BAB 7

“Sayang, kamu kok engga ngabarin mama, kalo kamu sakit? Kalo Tante Mira engga nelpon mama, kamu pasti diam aja, kan?! Mami kan udah selalu bilang jangan telat makan, kami masih juga bandel!” ujar Cendana saat menghubungi Jemima yang masih berada di rumah sakit.

“Iya maaf, Ma. Soalnya masuk rumah sakitnya juga baru tadi malam. Sekarang Mima udah gapapa kok,” jelas Jemima dengan nada suara yang masih lemah.

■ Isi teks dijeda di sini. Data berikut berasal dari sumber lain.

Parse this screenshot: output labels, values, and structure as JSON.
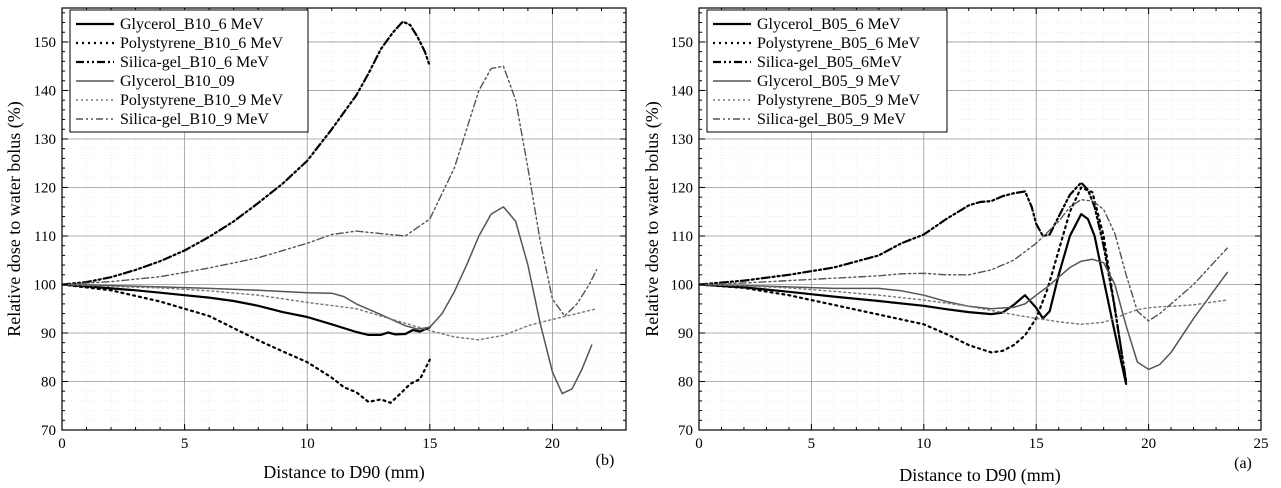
{
  "chart_data": [
    {
      "type": "line",
      "panel_label": "(b)",
      "xlabel": "Distance to D90 (mm)",
      "ylabel": "Relative dose to water bolus (%)",
      "xlim": [
        0,
        23
      ],
      "ylim": [
        70,
        157
      ],
      "xticks": [
        0,
        5,
        10,
        15,
        20
      ],
      "yticks": [
        70,
        80,
        90,
        100,
        110,
        120,
        130,
        140,
        150
      ],
      "grid": true,
      "legend_position": "top-left",
      "series": [
        {
          "name": "Glycerol_B10_6 MeV",
          "color": "#000000",
          "dash": "solid",
          "width": 2.2,
          "x": [
            0,
            1,
            2,
            3,
            4,
            5,
            6,
            7,
            8,
            9,
            10,
            11,
            12,
            12.5,
            13,
            13.3,
            13.6,
            14,
            14.3,
            14.6,
            15
          ],
          "y": [
            100,
            99.6,
            99.2,
            98.8,
            98.3,
            97.8,
            97.3,
            96.6,
            95.6,
            94.3,
            93.3,
            91.8,
            90.2,
            89.6,
            89.6,
            90.1,
            89.7,
            89.8,
            90.6,
            90.3,
            91.2
          ]
        },
        {
          "name": "Polystyrene_B10_6 MeV",
          "color": "#000000",
          "dash": "2,4",
          "width": 2.2,
          "x": [
            0,
            2,
            4,
            6,
            8,
            9,
            10,
            11,
            11.5,
            12,
            12.5,
            13,
            13.4,
            13.8,
            14.2,
            14.6,
            15
          ],
          "y": [
            100,
            98.8,
            96.5,
            93.5,
            88.5,
            86.2,
            84,
            80.8,
            78.8,
            77.8,
            75.8,
            76.3,
            75.6,
            77.5,
            79.5,
            80.5,
            84.5
          ]
        },
        {
          "name": "Silica-gel_B10_6 MeV",
          "color": "#000000",
          "dash": "8,3,2,3,2,3",
          "width": 2.2,
          "x": [
            0,
            1,
            2,
            3,
            4,
            5,
            6,
            7,
            8,
            9,
            10,
            11,
            12,
            12.5,
            13,
            13.5,
            13.9,
            14.2,
            14.5,
            14.8,
            15
          ],
          "y": [
            100,
            100.5,
            101.5,
            103,
            104.8,
            107,
            109.8,
            113,
            116.8,
            120.8,
            125.5,
            132,
            139,
            143.5,
            148.5,
            152,
            154.2,
            153.5,
            151,
            148,
            145
          ]
        },
        {
          "name": "Glycerol_B10_09",
          "color": "#555555",
          "dash": "solid",
          "width": 1.5,
          "x": [
            0,
            2,
            4,
            6,
            8,
            10,
            11,
            11.5,
            12,
            13,
            14,
            14.5,
            15,
            15.5,
            16,
            16.5,
            17,
            17.5,
            18,
            18.5,
            19,
            19.5,
            20,
            20.4,
            20.8,
            21.2,
            21.6
          ],
          "y": [
            100,
            99.8,
            99.5,
            99.2,
            98.8,
            98.3,
            98.2,
            97.5,
            96,
            93.8,
            91.5,
            90.8,
            91.2,
            94,
            98.5,
            104,
            110,
            114.5,
            116,
            113,
            104,
            92,
            82,
            77.5,
            78.5,
            82.5,
            87.5
          ]
        },
        {
          "name": "Polystyrene_B10_9 MeV",
          "color": "#777777",
          "dash": "2,3",
          "width": 1.4,
          "x": [
            0,
            2,
            4,
            6,
            8,
            10,
            12,
            13,
            14,
            15,
            16,
            17,
            18,
            19,
            20,
            21,
            21.8
          ],
          "y": [
            100,
            99.6,
            99.3,
            98.7,
            97.8,
            96.3,
            95,
            93.5,
            92,
            90.5,
            89.2,
            88.6,
            89.5,
            91.5,
            92.8,
            94,
            95
          ]
        },
        {
          "name": "Silica-gel_B10_9 MeV",
          "color": "#555555",
          "dash": "7,3,2,3,2,3",
          "width": 1.4,
          "x": [
            0,
            2,
            4,
            6,
            8,
            10,
            11,
            12,
            13,
            14,
            15,
            16,
            16.5,
            17,
            17.5,
            18,
            18.5,
            19,
            19.5,
            20,
            20.5,
            21,
            21.5,
            21.8
          ],
          "y": [
            100,
            100.6,
            101.6,
            103.4,
            105.5,
            108.5,
            110.3,
            111,
            110.5,
            110,
            113.5,
            124,
            132,
            140,
            144.5,
            145,
            138,
            124,
            109,
            97,
            93.5,
            96,
            100,
            103
          ]
        }
      ]
    },
    {
      "type": "line",
      "panel_label": "(a)",
      "xlabel": "Distance to D90 (mm)",
      "ylabel": "Relative dose to water bolus (%)",
      "xlim": [
        0,
        25
      ],
      "ylim": [
        70,
        157
      ],
      "xticks": [
        0,
        5,
        10,
        15,
        20,
        25
      ],
      "yticks": [
        70,
        80,
        90,
        100,
        110,
        120,
        130,
        140,
        150
      ],
      "grid": true,
      "legend_position": "top-left",
      "series": [
        {
          "name": "Glycerol_B05_6 MeV",
          "color": "#000000",
          "dash": "solid",
          "width": 2.2,
          "x": [
            0,
            2,
            4,
            6,
            8,
            10,
            11,
            12,
            13,
            13.5,
            14,
            14.5,
            15,
            15.3,
            15.6,
            16,
            16.5,
            17,
            17.3,
            17.6,
            18,
            18.5,
            19
          ],
          "y": [
            100,
            99.4,
            98.5,
            97.5,
            96.6,
            95.6,
            94.9,
            94.3,
            93.9,
            94.2,
            95.8,
            97.8,
            95.2,
            93,
            94.5,
            102,
            110,
            114.5,
            113.5,
            110,
            101,
            90,
            79.5
          ]
        },
        {
          "name": "Polystyrene_B05_6 MeV",
          "color": "#000000",
          "dash": "2,4",
          "width": 2.2,
          "x": [
            0,
            2,
            4,
            6,
            8,
            10,
            11,
            12,
            13,
            13.5,
            14,
            14.5,
            15,
            15.5,
            16,
            16.5,
            17,
            17.5,
            18,
            18.5,
            19
          ],
          "y": [
            100,
            99.3,
            97.8,
            95.8,
            93.8,
            91.8,
            89.8,
            87.5,
            86,
            86.3,
            87.5,
            89.5,
            93,
            99,
            107,
            115,
            120,
            119,
            110,
            95,
            80
          ]
        },
        {
          "name": "Silica-gel_B05_6MeV",
          "color": "#000000",
          "dash": "8,3,2,3,2,3",
          "width": 2.2,
          "x": [
            0,
            2,
            4,
            6,
            8,
            9,
            10,
            11,
            12,
            12.5,
            13,
            13.5,
            14,
            14.5,
            14.8,
            15,
            15.3,
            15.6,
            16,
            16.5,
            17,
            17.3,
            17.6,
            18,
            18.5,
            19
          ],
          "y": [
            100,
            100.8,
            102,
            103.5,
            106,
            108.5,
            110.3,
            113.5,
            116.3,
            117,
            117.2,
            118.2,
            118.8,
            119.2,
            116,
            112.5,
            110,
            110.3,
            114,
            118.5,
            121,
            119.5,
            116,
            108,
            95,
            80
          ]
        },
        {
          "name": "Glycerol_B05_9 MeV",
          "color": "#555555",
          "dash": "solid",
          "width": 1.5,
          "x": [
            0,
            2,
            4,
            6,
            8,
            9,
            10,
            11,
            12,
            13,
            14,
            14.5,
            15,
            15.5,
            16,
            16.5,
            17,
            17.5,
            18,
            18.5,
            19,
            19.5,
            20,
            20.5,
            21,
            22,
            23.5
          ],
          "y": [
            100,
            99.8,
            99.5,
            99.2,
            99.2,
            98.7,
            97.8,
            96.5,
            95.5,
            95,
            95.3,
            96,
            97.8,
            99.5,
            101.5,
            103.5,
            104.8,
            105.2,
            104.5,
            100,
            91.5,
            84,
            82.5,
            83.5,
            86,
            93,
            102.5
          ]
        },
        {
          "name": "Polystyrene_B05_9 MeV",
          "color": "#777777",
          "dash": "2,3",
          "width": 1.4,
          "x": [
            0,
            2,
            4,
            6,
            8,
            10,
            12,
            14,
            15,
            16,
            17,
            18,
            18.5,
            19,
            19.5,
            20,
            20.5,
            21,
            22,
            23,
            23.5
          ],
          "y": [
            100,
            99.7,
            99.3,
            98.6,
            97.8,
            96.8,
            95.5,
            93.8,
            93,
            92.3,
            91.8,
            92.2,
            93,
            94,
            94.8,
            95.2,
            95.4,
            95.5,
            95.8,
            96.5,
            96.8
          ]
        },
        {
          "name": "Silica-gel_B05_9 MeV",
          "color": "#555555",
          "dash": "7,3,2,3,2,3",
          "width": 1.4,
          "x": [
            0,
            2,
            4,
            6,
            8,
            9,
            10,
            11,
            12,
            13,
            14,
            15,
            16,
            16.5,
            17,
            17.5,
            18,
            18.5,
            19,
            19.5,
            20,
            20.5,
            21,
            22,
            23,
            23.5
          ],
          "y": [
            100,
            100.3,
            100.8,
            101.3,
            101.8,
            102.2,
            102.3,
            102,
            102,
            103,
            105,
            108.5,
            113,
            116,
            117.5,
            117.2,
            115.5,
            110.5,
            102,
            94.5,
            92.5,
            94,
            96,
            100,
            105,
            107.5
          ]
        }
      ]
    }
  ]
}
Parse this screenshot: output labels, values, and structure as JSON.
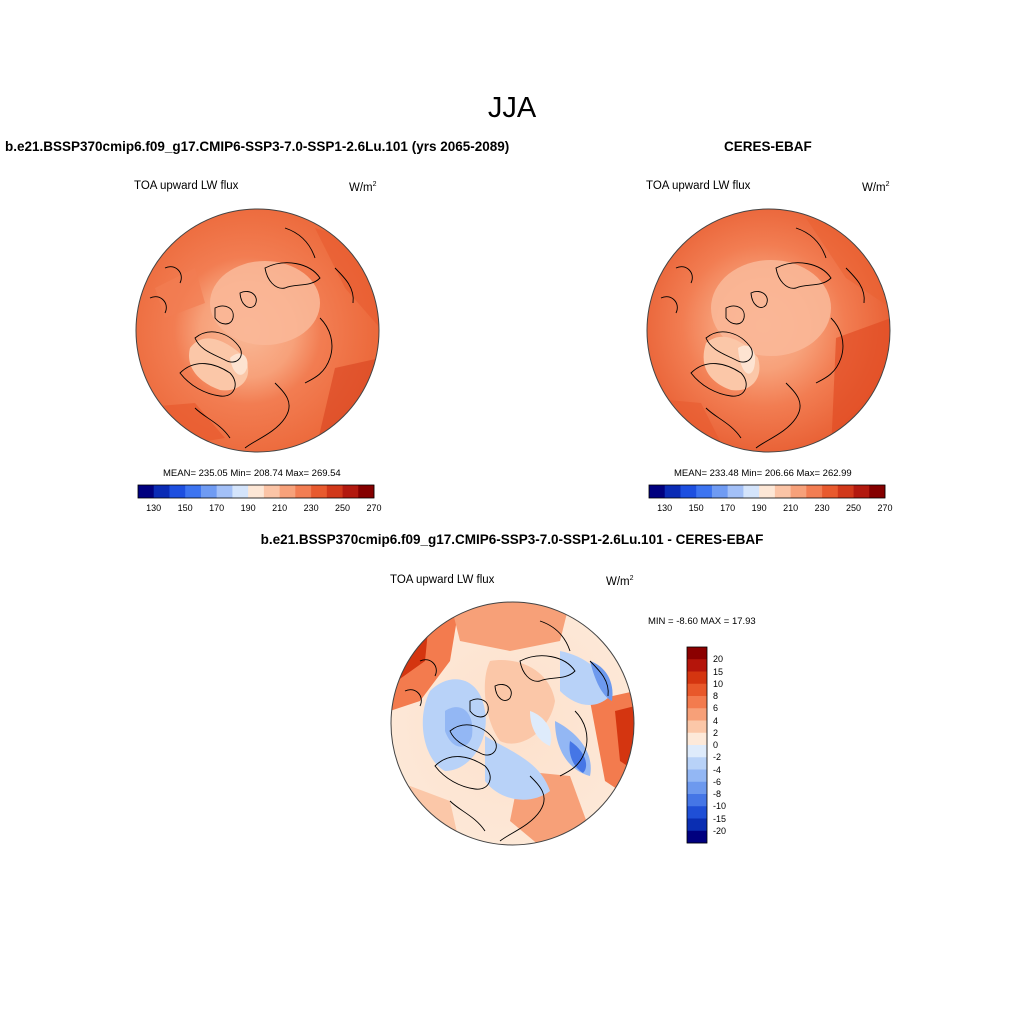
{
  "figure": {
    "season": "JJA"
  },
  "panels": {
    "model": {
      "title": "b.e21.BSSP370cmip6.f09_g17.CMIP6-SSP3-7.0-SSP1-2.6Lu.101 (yrs 2065-2089)",
      "field": "TOA upward LW flux",
      "units": "W/m",
      "units_exp": "2",
      "stats": "MEAN= 235.05  Min= 208.74  Max= 269.54",
      "colorbar_ticks": [
        "130",
        "150",
        "170",
        "190",
        "210",
        "230",
        "250",
        "270"
      ]
    },
    "obs": {
      "title": "CERES-EBAF",
      "field": "TOA upward LW flux",
      "units": "W/m",
      "units_exp": "2",
      "stats": "MEAN= 233.48  Min= 206.66  Max= 262.99",
      "colorbar_ticks": [
        "130",
        "150",
        "170",
        "190",
        "210",
        "230",
        "250",
        "270"
      ]
    },
    "diff": {
      "title": "b.e21.BSSP370cmip6.f09_g17.CMIP6-SSP3-7.0-SSP1-2.6Lu.101 - CERES-EBAF",
      "field": "TOA upward LW flux",
      "units": "W/m",
      "units_exp": "2",
      "stats": "MIN =  -8.60 MAX =  17.93",
      "colorbar_ticks": [
        "20",
        "15",
        "10",
        "8",
        "6",
        "4",
        "2",
        "0",
        "-2",
        "-4",
        "-6",
        "-8",
        "-10",
        "-15",
        "-20"
      ]
    }
  },
  "colors": {
    "abs_scale": [
      "#00007f",
      "#0a2bb5",
      "#1d4fe0",
      "#3d74f0",
      "#6f9bf3",
      "#a3c0f7",
      "#d4e4fb",
      "#fde7d6",
      "#fbc4a6",
      "#f7a17a",
      "#f27d52",
      "#e85a2e",
      "#d1381a",
      "#b2190f",
      "#850000"
    ],
    "diff_scale": [
      "#8b0000",
      "#b5150b",
      "#d43510",
      "#e8582a",
      "#f37b4e",
      "#f7a078",
      "#fbc7a8",
      "#fde9d9",
      "#deebfb",
      "#b8d2f8",
      "#93b7f4",
      "#6d99ee",
      "#4576e6",
      "#1f4fd6",
      "#0a2eb2",
      "#00007f"
    ],
    "land_line": "#000000"
  }
}
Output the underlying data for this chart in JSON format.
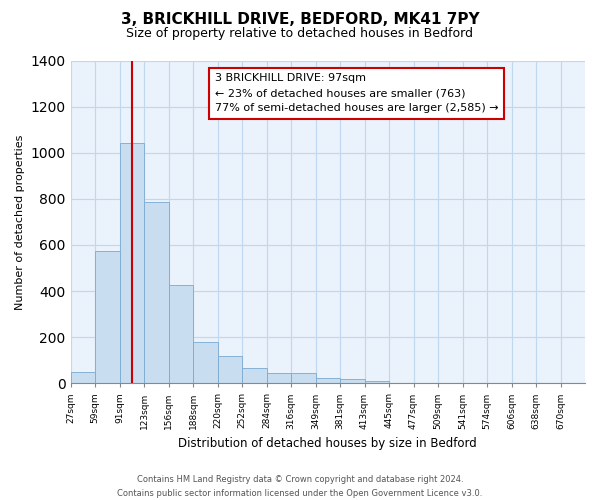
{
  "title": "3, BRICKHILL DRIVE, BEDFORD, MK41 7PY",
  "subtitle": "Size of property relative to detached houses in Bedford",
  "xlabel": "Distribution of detached houses by size in Bedford",
  "ylabel": "Number of detached properties",
  "bin_labels": [
    "27sqm",
    "59sqm",
    "91sqm",
    "123sqm",
    "156sqm",
    "188sqm",
    "220sqm",
    "252sqm",
    "284sqm",
    "316sqm",
    "349sqm",
    "381sqm",
    "413sqm",
    "445sqm",
    "477sqm",
    "509sqm",
    "541sqm",
    "574sqm",
    "606sqm",
    "638sqm",
    "670sqm"
  ],
  "bar_values": [
    50,
    575,
    1040,
    785,
    425,
    178,
    120,
    65,
    45,
    45,
    25,
    18,
    10,
    0,
    0,
    0,
    0,
    0,
    0,
    0
  ],
  "bar_color": "#c8ddf0",
  "bar_edge_color": "#7aaad0",
  "marker_line_color": "#cc0000",
  "marker_bin_index": 2,
  "ylim": [
    0,
    1400
  ],
  "yticks": [
    0,
    200,
    400,
    600,
    800,
    1000,
    1200,
    1400
  ],
  "annotation_title": "3 BRICKHILL DRIVE: 97sqm",
  "annotation_line1": "← 23% of detached houses are smaller (763)",
  "annotation_line2": "77% of semi-detached houses are larger (2,585) →",
  "annotation_box_color": "#ffffff",
  "annotation_box_edge": "#cc0000",
  "footer_line1": "Contains HM Land Registry data © Crown copyright and database right 2024.",
  "footer_line2": "Contains public sector information licensed under the Open Government Licence v3.0.",
  "background_color": "#ffffff",
  "plot_bg_color": "#eaf2fb",
  "grid_color": "#c0d8ef"
}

Jemima meminta kedua orang tuanya untuk tidak khawatir karena Miranti sudah merawat dirinya dengan baik. Ia berbicara cukup lama dengan keluarganya, saat mendengar suara ayah dan ibunya sebenarnya ia ingin menangis tetapi ia berusaha keras menahannya karena tak ingin membuat kedua orang yang paling disayanginya itu khawatir.

Jemima juga tidak enak hati bila harus menangis di depan Miranti dan Hannah yang sejak tadi memperhatikan dirinya.

“Selamat pagi, gimana perasaannya sekarang Mba Jemima?” tanya dokter yang merawat dirinya.

“Ka…, kamu?” ujar Jemima yang merasa pernah melihat sang dokter sebelumnya.

“Saya dokter Oscar, semalam kamu di bawa ke sini sama Pak Arion,” jelas dokter muda itu. Jemima hanya mengangguk sembari berusaha mengingat dimana ia pernah bertemu dengan lelaki itu.

“Bandara…, dokter yang ngasih saya tisu di bandara, bukan ya?”

Akhirnya Jemima mengingat kejadian memalukan yang ia alami saat di bandara beberapa waktu lalu.

“Baguslah, Mba Jemima masih ingat sama saya. Saya kira udah lupa! Ehmm, novelnya udah engga dibaca kebalik lagi, kan?” goda sang dokter yang membuat Jemima malu dan memanyunkan bibirnya.

Oscar memeriksa Jemima sambil mengajak gadis itu mengobrol untuk membuat gadis itu menjadi lebih rileks. Miranti dan Hannah juga bergabung dan mengobrol dengan sang dokter.

“Hari ini, Mba Jemima sudah bisa pulang! Tetapi harus istirahat dengan baik di rumah ya. Jangan telat makan dan stres, nanti susah sembuhnya,” jelas Oscar sebelum meninggalkan ruangan dimana Jemima dirawat.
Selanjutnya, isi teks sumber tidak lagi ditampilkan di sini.